On the other side of the country, police were called to a home in Richmond, California, where they found Dwayne Wallick, a “suspected” cannibal, “digging into his grandmother’s dead body and trying to eat her remains”. The murder involved both a knife and an ice pick. “Police believe unspecified drugs may have played a role in the crime”. No shit, Sherlock.

PICTURED: California 'cannibal', 37, 'found eating his 90-year-old ...

2020: Ukraine

A 41-year-old Ukrainian admitted that he killed his girlfriend, then fried and ate her legs after the two had a drinking session at home on April 13. He hid the rest of her body in the reeds of a nearby river, where it was found the next day by a father taking his two children for a stroll.

Officers ambushed Oleksandr in his home and found him frying flesh from his girlfriend’s leg before eating it. Local reports said the police felt sick after witnessing the horrific scene. According to Ukrainian media, Oleksandr cooked his girlfriend’s legs and ate them after he reportedly ‘got hungry’.

Also in Ukraine, Maxim and Yaroslav Kostyukov, 42 and 21, were convicted of killing Yevgeny ‘Zhenya’ Petrov, 45, in Ukraine. The three had been drinking together when a row developed over the conflict between Kiev’s army and pro-Moscow rebels in the eastern part of the country.

A court heard how the son had held Petrov from behind while the father stabbed him twice in the chest. Yaroslav Kostyukov then beheaded the victim and cut flesh from the corpse as well as his heart, kidneys, liver and other internal organs. He confessed to cooking the “meat” which was served when the father and son hosted a homeless man called Yura.

Prosecutor Oksana Karnaukh said: “There is no such crime as cannibalism listed in the Criminal Code of Ukraine.” The pair were, however, charged them with murder and aggravating circumstances committed by a group of persons, and illegal possession of arms. And, presumably, legs.

Father and son cannibals who beheaded an ex-cop and cooked his ...

 

Here’s the thing – would you pick any of these guys as cannibals? They don’t have a single eye in the middle of their forehead like the cyclops or dog-faces like the cyanocephali.
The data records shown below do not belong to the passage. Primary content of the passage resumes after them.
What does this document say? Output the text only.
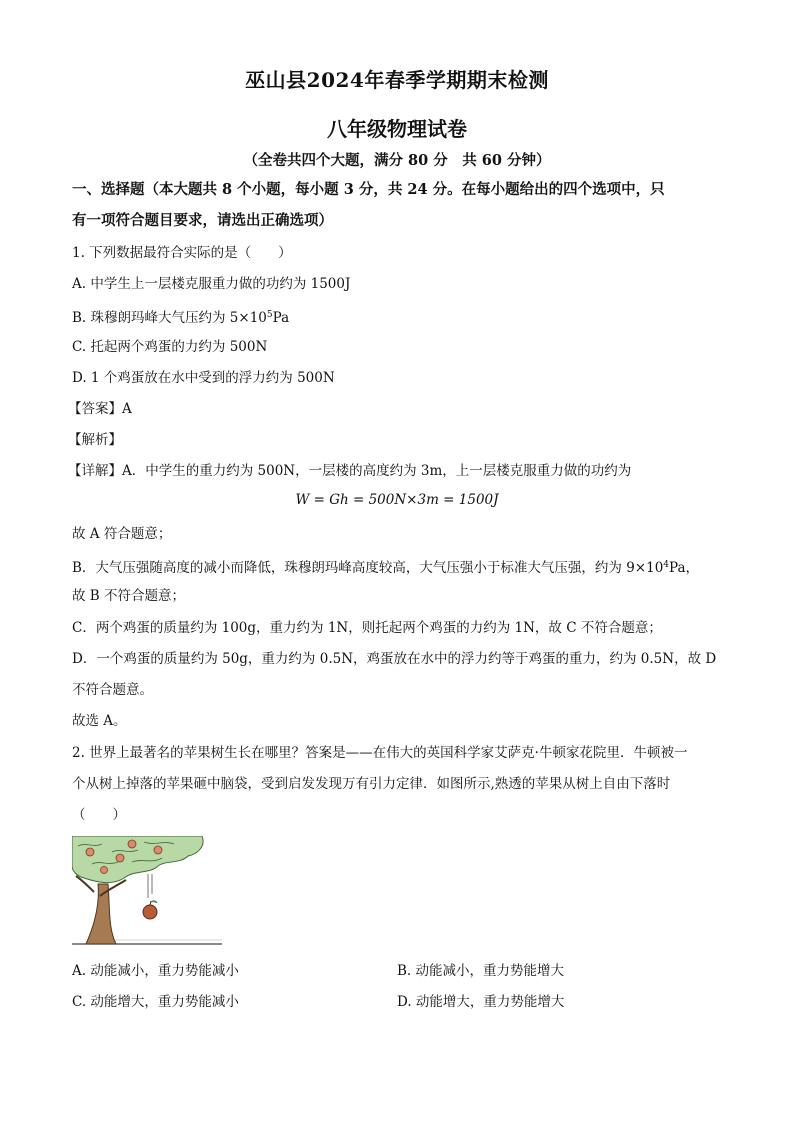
巫山县2024年春季学期期末检测
八年级物理试卷
（全卷共四个大题，满分 80 分　共 60 分钟）
一、选择题（本大题共 8 个小题，每小题 3 分，共 24 分。在每小题给出的四个选项中，只
有一项符合题目要求，请选出正确选项）
1. 下列数据最符合实际的是（　　）
A. 中学生上一层楼克服重力做的功约为 1500J
B. 珠穆朗玛峰大气压约为 $5\times 10^5Pa$
C. 托起两个鸡蛋的力约为 500N
D. 1 个鸡蛋放在水中受到的浮力约为 500N
【答案】A
【解析】
【详解】A．中学生的重力约为 500N，一层楼的高度约为 3m，上一层楼克服重力做的功约为
W = Gh = 500N×3m = 1500J
故 A 符合题意；
B．大气压强随高度的减小而降低，珠穆朗玛峰高度较高，大气压强小于标准大气压强，约为 $9\times 10^4Pa$，
故 B 不符合题意；
C．两个鸡蛋的质量约为 100g，重力约为 1N，则托起两个鸡蛋的力约为 1N，故 C 不符合题意；
D．一个鸡蛋的质量约为 50g，重力约为 0.5N，鸡蛋放在水中的浮力约等于鸡蛋的重力，约为 0.5N，故 D
不符合题意。
故选 A。
2. 世界上最著名的苹果树生长在哪里？答案是——在伟大的英国科学家艾萨克·牛顿家花院里．牛顿被一
个从树上掉落的苹果砸中脑袋，受到启发发现万有引力定律．如图所示,熟透的苹果从树上自由下落时
（　　）
A. 动能减小，重力势能减小	B. 动能减小，重力势能增大
C. 动能增大，重力势能减小	D. 动能增大，重力势能增大
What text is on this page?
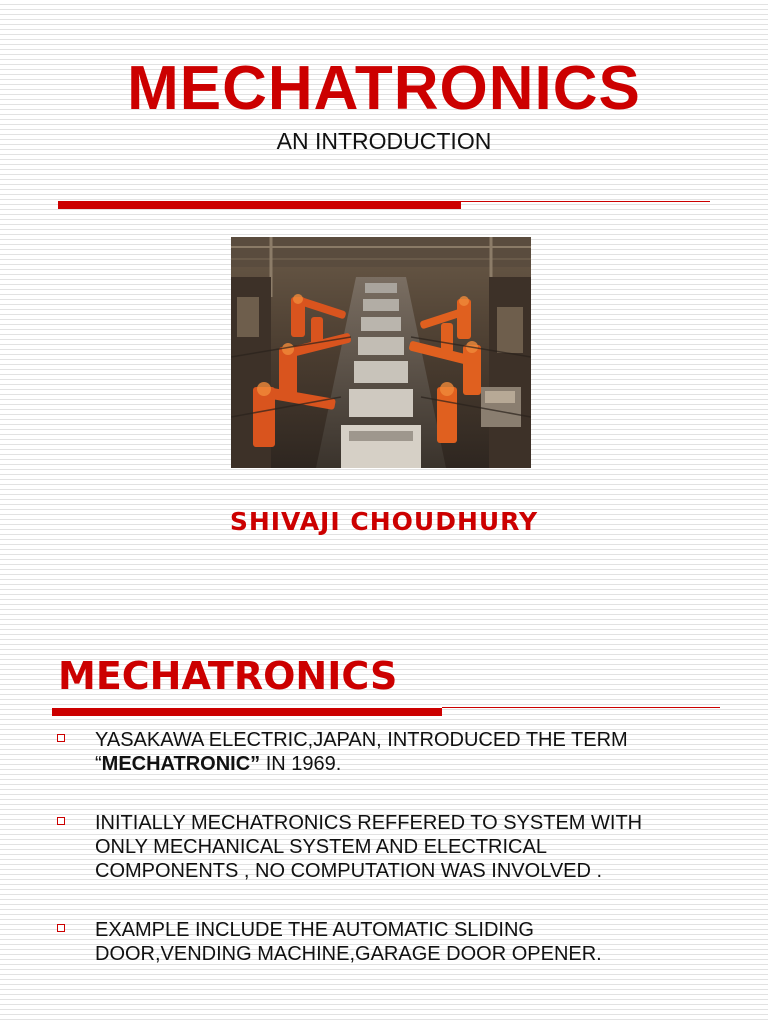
MECHATRONICS
AN INTRODUCTION
SHIVAJI CHOUDHURY
MECHATRONICS
YASAKAWA ELECTRIC,JAPAN, INTRODUCED THE TERM
“MECHATRONIC” IN 1969.
INITIALLY MECHATRONICS REFFERED TO SYSTEM WITH
ONLY MECHANICAL SYSTEM AND ELECTRICAL
COMPONENTS , NO COMPUTATION WAS INVOLVED .
EXAMPLE INCLUDE THE AUTOMATIC SLIDING
DOOR,VENDING MACHINE,GARAGE DOOR OPENER.
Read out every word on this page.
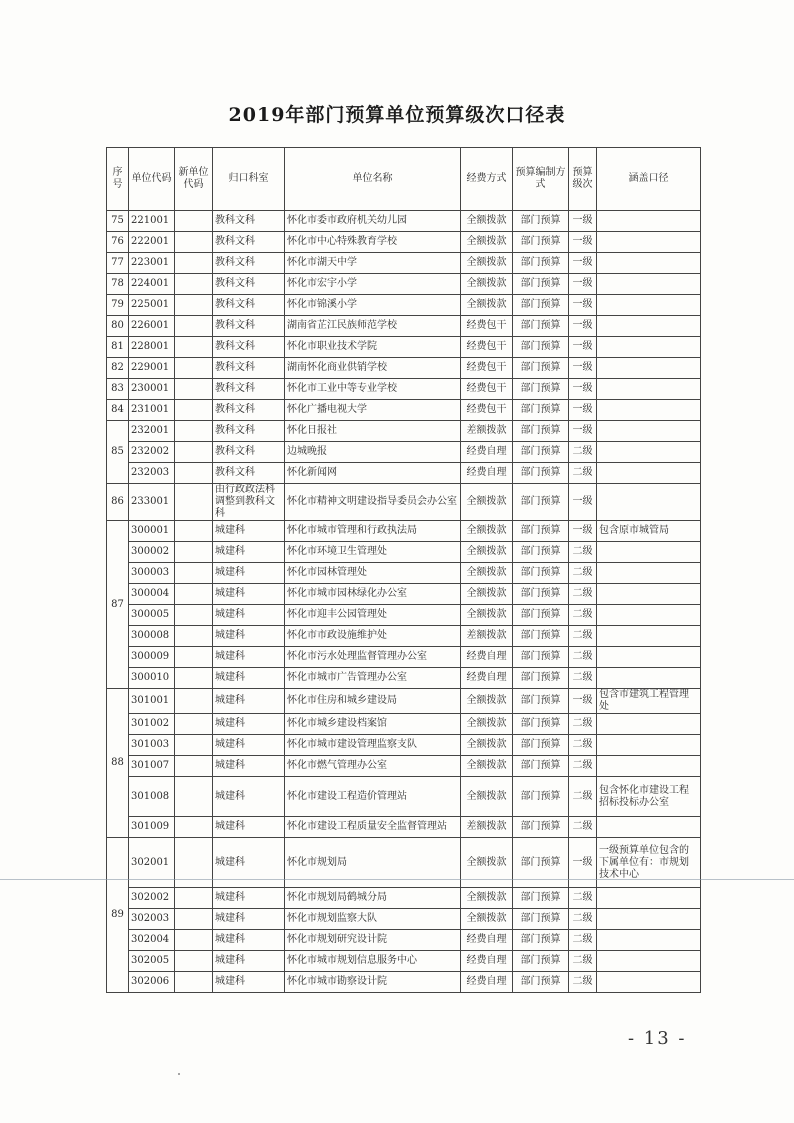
2019年部门预算单位预算级次口径表
序号	单位代码	新单位代码	归口科室	单位名称	经费方式	预算编制方式	预算级次	涵盖口径
75	221001		教科文科	怀化市委市政府机关幼儿园	全额拨款	部门预算	一级	
76	222001		教科文科	怀化市中心特殊教育学校	全额拨款	部门预算	一级	
77	223001		教科文科	怀化市湖天中学	全额拨款	部门预算	一级	
78	224001		教科文科	怀化市宏宇小学	全额拨款	部门预算	一级	
79	225001		教科文科	怀化市锦溪小学	全额拨款	部门预算	一级	
80	226001		教科文科	湖南省芷江民族师范学校	经费包干	部门预算	一级	
81	228001		教科文科	怀化市职业技术学院	经费包干	部门预算	一级	
82	229001		教科文科	湖南怀化商业供销学校	经费包干	部门预算	一级	
83	230001		教科文科	怀化市工业中等专业学校	经费包干	部门预算	一级	
84	231001		教科文科	怀化广播电视大学	经费包干	部门预算	一级	
85	232001		教科文科	怀化日报社	差额拨款	部门预算	一级	
	232002		教科文科	边城晚报	经费自理	部门预算	二级	
	232003		教科文科	怀化新闻网	经费自理	部门预算	二级	
86	233001		由行政政法科调整到教科文科	怀化市精神文明建设指导委员会办公室	全额拨款	部门预算	一级	
87	300001		城建科	怀化市城市管理和行政执法局	全额拨款	部门预算	一级	包含原市城管局
	300002		城建科	怀化市环境卫生管理处	全额拨款	部门预算	二级	
	300003		城建科	怀化市园林管理处	全额拨款	部门预算	二级	
	300004		城建科	怀化市城市园林绿化办公室	全额拨款	部门预算	二级	
	300005		城建科	怀化市迎丰公园管理处	全额拨款	部门预算	二级	
	300008		城建科	怀化市市政设施维护处	差额拨款	部门预算	二级	
	300009		城建科	怀化市污水处理监督管理办公室	经费自理	部门预算	二级	
	300010		城建科	怀化市城市广告管理办公室	经费自理	部门预算	二级	
88	301001		城建科	怀化市住房和城乡建设局	全额拨款	部门预算	一级	包含市建筑工程管理处
	301002		城建科	怀化市城乡建设档案馆	全额拨款	部门预算	二级	
	301003		城建科	怀化市城市建设管理监察支队	全额拨款	部门预算	二级	
	301007		城建科	怀化市燃气管理办公室	全额拨款	部门预算	二级	
	301008		城建科	怀化市建设工程造价管理站	全额拨款	部门预算	二级	包含怀化市建设工程招标投标办公室
	301009		城建科	怀化市建设工程质量安全监督管理站	差额拨款	部门预算	二级	
89	302001		城建科	怀化市规划局	全额拨款	部门预算	一级	一级预算单位包含的下属单位有：市规划技术中心
	302002		城建科	怀化市规划局鹤城分局	全额拨款	部门预算	二级	
	302003		城建科	怀化市规划监察大队	全额拨款	部门预算	二级	
	302004		城建科	怀化市规划研究设计院	经费自理	部门预算	二级	
	302005		城建科	怀化市城市规划信息服务中心	经费自理	部门预算	二级	
	302006		城建科	怀化市城市勘察设计院	经费自理	部门预算	二级	
- 13 -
They don’t have bones through their noses like the mythical cannibals of the colonial stories. In fact, since Jack the Ripper, cannibals have looked “normal” – indistinguishable from anyone else. Cannibalism has come home, and the cannibal could be living next door.
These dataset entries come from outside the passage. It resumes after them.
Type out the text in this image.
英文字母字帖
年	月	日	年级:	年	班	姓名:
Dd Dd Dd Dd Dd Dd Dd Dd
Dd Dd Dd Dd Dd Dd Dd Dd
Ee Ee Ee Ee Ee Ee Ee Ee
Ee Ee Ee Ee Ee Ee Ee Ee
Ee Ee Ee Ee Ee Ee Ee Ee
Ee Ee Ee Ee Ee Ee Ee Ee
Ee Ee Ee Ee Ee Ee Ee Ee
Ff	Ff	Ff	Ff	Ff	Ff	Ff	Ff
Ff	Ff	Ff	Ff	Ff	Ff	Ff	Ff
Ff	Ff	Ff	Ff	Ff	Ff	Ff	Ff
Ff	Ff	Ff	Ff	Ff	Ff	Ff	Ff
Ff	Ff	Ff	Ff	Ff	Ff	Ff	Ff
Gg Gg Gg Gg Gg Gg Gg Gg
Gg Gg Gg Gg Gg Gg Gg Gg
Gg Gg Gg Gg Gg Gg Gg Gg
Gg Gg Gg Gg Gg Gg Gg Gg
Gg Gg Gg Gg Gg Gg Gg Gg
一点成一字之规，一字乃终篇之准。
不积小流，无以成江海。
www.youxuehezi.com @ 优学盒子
This one is NOT cannibalism

“The US has been processing dead bodies from Covid-19 diseases into hamburgers”

That was a post on the now defunct WeChat conspiracy theory site Zhidao Xuegong (it translates as “the Scholar Forum for Ultimate Truth”) in May 2020. Another post claimed that Covid-19 may have killed a million people in the US, with the corpses:

“very likely being processed into frozen meat, fake beef or pork, or processed into cooked meat as hamburgers and hot dogs. Cannibalism has existed in the US before … and only a few dozen years ago, Americans ate blacks, Indians and Chinese.”

The site reportedly had millions of followers on WeChat, which is the Chinese equivalent to Facebook, before the Chinese government shut them down. Apparently China did not want to make relations with the US any worse than they already were.  The site was closed for “fabricating facts, stoking xenophobia and misleading the public” which apparently is illegal in some parts of the world (and very popular in others).

Now THAT would have supplied some interesting stats for my 2020 cannibalism tally.